I suppose I should give the best estimated origin of this injury. I was working out. Yes, I go to the gym. Frankly I don't know why I go to the gym. According to my good friend, once you land a long term relationship who else are you out to impress. Granted he has a legally binded document to endorse his sloth. So, I tweaked my shoulder/back and it has lingered around until now ruining peaceful sleep as I hold spooning ransom.

My brother recommends seeing my doctor but I had to inform him that I feel like I am more of a medical professional than her. Side note: Doctors, when you practice medicine sooo long that you change from a white coat to a gray or other color coat, please actually know medicine. My doc's coat is gray and I feel like she wants me to believe it is some kind of medical karate belt ranking. Gray must be the color coat for delusional.

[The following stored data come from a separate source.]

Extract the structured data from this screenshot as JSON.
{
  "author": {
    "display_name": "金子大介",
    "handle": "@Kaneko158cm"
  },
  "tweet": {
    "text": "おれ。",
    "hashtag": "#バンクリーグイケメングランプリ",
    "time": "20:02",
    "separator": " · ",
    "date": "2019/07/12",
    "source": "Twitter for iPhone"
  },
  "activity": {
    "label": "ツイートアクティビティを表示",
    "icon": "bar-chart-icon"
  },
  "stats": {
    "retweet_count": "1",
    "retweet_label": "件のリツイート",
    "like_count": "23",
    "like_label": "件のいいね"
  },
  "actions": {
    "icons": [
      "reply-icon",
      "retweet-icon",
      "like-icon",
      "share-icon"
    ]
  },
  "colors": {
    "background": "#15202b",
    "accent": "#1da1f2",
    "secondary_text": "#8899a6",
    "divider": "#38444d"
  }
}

The past four days I have been on steady Farve cocktails; advils and excedrine back/body. Just the idea that if my grandparents were alive and I could relate to their health makes me sad. Oh, I forgot the kicker. My index finger is numb. Like some sophomoric caveman I gnaw on it until I can feel my own bite. Never have I declared I was moving our society further with my intellect.

I may have become just what I found to be great contradictory concepts. Through my own working out I have become a slower moving and injured person. If I realized this was my fate over a year ago who knows how many video games I could have beaten? I know for sure I could have at least read one book in that time.